Николай протянул было руку к листку, но спохватился. Вышел из дома, вернулся к себе на дачу, вытащил из-под крыльца резиновые перчатки, в которых мать полола грядки, сполоснул их под струей воды из-под крана. Натянул на свои крупные ладони. Маловаты, зато сидят плотно. Прихватил фонарик и вернулся в дом Астахова.
Видно вполне прилично, тьма-то не кромешная, ночь лунная. Но записку, конечно, не прочитать. Он взял со стола листок и ушел в ванную: там нет окон, никакой случайный прохожий не увидит луч света от фонарика.

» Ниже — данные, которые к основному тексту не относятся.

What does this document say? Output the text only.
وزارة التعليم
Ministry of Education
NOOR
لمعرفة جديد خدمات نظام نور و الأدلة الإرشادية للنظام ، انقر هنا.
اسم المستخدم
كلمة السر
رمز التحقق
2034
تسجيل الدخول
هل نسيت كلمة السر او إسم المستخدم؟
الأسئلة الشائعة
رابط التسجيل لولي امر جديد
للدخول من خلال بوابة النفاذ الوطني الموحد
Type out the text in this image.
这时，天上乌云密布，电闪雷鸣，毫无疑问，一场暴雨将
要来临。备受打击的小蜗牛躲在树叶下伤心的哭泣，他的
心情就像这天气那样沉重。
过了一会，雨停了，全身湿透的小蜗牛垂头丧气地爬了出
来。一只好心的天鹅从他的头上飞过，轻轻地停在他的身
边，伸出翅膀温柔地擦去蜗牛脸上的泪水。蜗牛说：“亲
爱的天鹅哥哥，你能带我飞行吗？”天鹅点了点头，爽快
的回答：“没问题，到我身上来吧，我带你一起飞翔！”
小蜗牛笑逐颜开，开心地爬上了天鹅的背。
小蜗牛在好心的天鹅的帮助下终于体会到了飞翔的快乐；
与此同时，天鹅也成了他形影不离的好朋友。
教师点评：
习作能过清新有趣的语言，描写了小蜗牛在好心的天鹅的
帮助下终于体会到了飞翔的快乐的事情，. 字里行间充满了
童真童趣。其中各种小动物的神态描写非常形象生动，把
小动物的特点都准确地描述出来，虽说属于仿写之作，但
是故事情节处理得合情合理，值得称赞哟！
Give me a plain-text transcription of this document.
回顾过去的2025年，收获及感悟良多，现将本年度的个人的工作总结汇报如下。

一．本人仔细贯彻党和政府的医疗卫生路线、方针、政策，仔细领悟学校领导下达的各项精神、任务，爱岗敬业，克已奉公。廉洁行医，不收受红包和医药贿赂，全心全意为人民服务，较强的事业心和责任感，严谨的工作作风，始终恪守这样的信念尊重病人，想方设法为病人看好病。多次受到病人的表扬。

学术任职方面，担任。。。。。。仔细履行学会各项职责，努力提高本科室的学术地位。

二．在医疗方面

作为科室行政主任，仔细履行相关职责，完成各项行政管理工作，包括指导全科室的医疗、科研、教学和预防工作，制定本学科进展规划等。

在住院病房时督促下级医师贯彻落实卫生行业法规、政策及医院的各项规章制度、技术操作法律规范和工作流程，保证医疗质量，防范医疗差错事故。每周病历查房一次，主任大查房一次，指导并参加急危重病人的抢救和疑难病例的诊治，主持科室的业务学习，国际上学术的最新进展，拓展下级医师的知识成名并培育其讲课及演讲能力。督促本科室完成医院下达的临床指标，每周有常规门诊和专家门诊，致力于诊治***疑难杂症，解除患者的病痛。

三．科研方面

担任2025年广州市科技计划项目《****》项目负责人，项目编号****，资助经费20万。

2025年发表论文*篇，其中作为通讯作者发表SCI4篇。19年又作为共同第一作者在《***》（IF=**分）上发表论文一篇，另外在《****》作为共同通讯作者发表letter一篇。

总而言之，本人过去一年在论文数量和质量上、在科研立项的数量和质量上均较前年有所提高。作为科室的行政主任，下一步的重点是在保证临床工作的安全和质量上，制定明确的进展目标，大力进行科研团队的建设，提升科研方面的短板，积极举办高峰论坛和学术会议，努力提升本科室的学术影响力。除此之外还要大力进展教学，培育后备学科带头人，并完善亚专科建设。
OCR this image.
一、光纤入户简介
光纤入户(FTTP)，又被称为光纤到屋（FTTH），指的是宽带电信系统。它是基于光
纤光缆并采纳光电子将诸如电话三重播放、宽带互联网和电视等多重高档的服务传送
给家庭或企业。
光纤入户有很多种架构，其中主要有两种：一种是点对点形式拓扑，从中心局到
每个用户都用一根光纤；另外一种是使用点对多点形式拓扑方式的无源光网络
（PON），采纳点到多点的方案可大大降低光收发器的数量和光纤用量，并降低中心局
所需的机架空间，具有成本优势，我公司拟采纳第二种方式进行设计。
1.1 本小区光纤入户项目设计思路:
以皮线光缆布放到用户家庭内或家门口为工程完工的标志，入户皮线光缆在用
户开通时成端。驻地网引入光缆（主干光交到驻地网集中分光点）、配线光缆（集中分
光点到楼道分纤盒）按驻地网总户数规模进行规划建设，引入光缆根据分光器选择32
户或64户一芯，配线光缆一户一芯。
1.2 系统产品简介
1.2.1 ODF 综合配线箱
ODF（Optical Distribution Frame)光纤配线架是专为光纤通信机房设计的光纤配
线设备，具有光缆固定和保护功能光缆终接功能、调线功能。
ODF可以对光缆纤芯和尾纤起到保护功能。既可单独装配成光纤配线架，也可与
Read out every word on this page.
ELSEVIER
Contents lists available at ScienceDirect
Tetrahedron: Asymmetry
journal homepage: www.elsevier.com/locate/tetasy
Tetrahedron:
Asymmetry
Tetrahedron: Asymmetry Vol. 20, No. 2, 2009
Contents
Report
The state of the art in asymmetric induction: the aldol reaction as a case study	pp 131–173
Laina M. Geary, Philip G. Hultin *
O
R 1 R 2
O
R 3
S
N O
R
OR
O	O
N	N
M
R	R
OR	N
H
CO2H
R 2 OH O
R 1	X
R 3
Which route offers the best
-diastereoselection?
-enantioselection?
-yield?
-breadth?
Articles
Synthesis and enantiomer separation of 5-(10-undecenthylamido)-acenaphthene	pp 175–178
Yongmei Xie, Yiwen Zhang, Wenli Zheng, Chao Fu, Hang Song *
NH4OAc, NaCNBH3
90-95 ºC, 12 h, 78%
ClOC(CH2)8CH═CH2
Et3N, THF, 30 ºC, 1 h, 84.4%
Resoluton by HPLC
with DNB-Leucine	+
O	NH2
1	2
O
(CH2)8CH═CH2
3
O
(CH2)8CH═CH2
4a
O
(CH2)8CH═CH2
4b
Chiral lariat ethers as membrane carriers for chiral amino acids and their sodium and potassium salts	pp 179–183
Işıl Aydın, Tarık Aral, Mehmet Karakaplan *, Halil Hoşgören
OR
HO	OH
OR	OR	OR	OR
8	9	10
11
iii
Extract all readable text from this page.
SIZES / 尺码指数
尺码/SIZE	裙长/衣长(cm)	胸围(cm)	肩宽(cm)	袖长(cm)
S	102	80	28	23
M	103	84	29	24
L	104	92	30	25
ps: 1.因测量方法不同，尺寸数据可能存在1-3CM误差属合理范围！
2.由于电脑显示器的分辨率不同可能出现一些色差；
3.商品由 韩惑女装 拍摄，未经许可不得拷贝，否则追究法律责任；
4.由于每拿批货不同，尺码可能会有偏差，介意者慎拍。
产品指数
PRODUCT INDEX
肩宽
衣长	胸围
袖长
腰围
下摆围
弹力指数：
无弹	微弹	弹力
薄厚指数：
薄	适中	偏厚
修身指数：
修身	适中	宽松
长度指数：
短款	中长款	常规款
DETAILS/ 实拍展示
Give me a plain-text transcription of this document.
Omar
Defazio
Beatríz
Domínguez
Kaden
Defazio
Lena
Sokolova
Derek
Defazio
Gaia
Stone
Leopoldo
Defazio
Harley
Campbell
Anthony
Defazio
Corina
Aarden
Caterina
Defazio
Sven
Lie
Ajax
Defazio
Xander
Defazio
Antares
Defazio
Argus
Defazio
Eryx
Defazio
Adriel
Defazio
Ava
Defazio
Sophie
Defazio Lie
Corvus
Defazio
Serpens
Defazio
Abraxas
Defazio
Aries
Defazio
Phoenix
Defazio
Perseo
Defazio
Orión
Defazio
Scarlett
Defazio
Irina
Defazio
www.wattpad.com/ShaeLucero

Прощальное предсмертное письмо Владилена Семеновича было длинным, но не особенно содержательным. «Я знал, что со мной все кончено, но только сегодня поздно вечером, когда ко мне явился Константин Левшин, я понял, что должен уйти сам. До того, как кто-нибудь из вас скажет, что великий певец Астахов кончился. Я никому не позволю это сказать. Я первым произнесу эти слова. И это будет окончательно», – написал певец.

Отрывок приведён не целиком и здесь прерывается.